The ruling goes to the heart of several important issues around habitat conservation plans.  Said Hogan, “The plans should go beyond just preventing extinction and actually contribute to the recovery of listed species, especially where large-scale plans encompass the majority of a species’ range.  And the plans must provide funding and other practical measures to actually carry out conservation commitments.”

Invoking the controversial “no surprises” policy, the MSCP locked in its wetlands management “plan” for 50 years despite the fact that no plan existed and vernal pool mitigation efforts to date have been a dismal failure.  Added Hogan, “The San Diego MSCP is a real example of the problems with the no surprises policy.  The judge pointed to evidence that while more development is a virtual certainty, measures in the MSCP to recover these species may never materialize.”

Judge Brewster summed it all up: “If this type of destruction is treated on a case-by-case basis as an unimportant loss, it does not take long before life on this planet is in jeopardy.”
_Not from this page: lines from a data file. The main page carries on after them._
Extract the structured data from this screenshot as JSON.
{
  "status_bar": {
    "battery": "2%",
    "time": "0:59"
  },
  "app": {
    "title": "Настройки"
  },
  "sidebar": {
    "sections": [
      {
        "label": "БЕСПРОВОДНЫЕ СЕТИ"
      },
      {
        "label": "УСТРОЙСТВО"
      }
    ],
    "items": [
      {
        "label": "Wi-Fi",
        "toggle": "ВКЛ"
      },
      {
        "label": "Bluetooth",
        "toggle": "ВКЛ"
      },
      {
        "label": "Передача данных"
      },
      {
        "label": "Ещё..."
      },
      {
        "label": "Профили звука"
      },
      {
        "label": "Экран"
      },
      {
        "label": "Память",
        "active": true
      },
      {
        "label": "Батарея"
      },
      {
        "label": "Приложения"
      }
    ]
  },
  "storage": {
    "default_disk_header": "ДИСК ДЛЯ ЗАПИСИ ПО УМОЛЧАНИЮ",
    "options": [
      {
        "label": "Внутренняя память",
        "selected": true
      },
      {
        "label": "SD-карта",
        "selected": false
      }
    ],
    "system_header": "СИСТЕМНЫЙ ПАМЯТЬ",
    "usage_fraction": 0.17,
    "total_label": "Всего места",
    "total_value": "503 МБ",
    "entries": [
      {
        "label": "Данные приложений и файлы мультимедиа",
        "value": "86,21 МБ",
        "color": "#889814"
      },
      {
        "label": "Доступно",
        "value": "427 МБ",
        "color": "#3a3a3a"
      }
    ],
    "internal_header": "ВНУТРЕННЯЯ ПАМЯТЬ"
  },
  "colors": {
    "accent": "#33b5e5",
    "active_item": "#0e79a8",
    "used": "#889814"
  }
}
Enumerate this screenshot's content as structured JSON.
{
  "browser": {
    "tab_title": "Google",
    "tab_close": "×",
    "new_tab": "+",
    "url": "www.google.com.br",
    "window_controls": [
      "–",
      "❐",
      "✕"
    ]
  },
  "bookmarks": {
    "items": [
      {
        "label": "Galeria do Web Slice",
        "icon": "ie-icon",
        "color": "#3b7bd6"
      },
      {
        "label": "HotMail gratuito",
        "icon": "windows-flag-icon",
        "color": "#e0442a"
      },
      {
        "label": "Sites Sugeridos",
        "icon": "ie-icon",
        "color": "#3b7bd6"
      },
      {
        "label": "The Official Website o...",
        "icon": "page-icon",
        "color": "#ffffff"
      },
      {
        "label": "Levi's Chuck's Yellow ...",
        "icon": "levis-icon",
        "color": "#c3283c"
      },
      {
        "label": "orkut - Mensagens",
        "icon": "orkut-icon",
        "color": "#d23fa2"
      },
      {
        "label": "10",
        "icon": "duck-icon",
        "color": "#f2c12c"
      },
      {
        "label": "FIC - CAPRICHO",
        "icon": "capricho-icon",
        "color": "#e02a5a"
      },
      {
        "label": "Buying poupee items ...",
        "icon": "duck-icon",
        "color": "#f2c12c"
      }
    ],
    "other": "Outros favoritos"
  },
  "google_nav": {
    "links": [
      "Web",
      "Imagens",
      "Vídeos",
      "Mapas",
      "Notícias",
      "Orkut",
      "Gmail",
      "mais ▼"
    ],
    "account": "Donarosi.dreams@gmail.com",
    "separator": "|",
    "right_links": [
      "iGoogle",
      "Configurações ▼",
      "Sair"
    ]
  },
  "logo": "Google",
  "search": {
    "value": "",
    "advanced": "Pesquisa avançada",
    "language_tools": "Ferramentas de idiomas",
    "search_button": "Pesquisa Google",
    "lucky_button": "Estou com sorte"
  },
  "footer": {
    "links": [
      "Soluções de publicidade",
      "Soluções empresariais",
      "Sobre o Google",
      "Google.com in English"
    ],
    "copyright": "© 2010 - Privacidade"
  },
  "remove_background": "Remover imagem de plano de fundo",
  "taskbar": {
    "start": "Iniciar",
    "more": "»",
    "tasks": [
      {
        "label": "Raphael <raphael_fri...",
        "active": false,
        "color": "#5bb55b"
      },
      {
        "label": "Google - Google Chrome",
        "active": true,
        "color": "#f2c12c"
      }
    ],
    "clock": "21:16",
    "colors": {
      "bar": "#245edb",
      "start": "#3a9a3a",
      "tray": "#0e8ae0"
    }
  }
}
Other conservation groups who joined in the lawsuit include the California Native Plant Society, Wetlands Action Network, Save our Forests and Ranchlands, Carmel Mountain Conservancy, Preserve Wild Santee, Ramonans for Sensible Growth, San Diego Audubon Society, San Diego Chapter Sierra Club, Horned Lizard Conservation Society, San Diego Herpetological Society, Earth Media, and Preserve South Bay.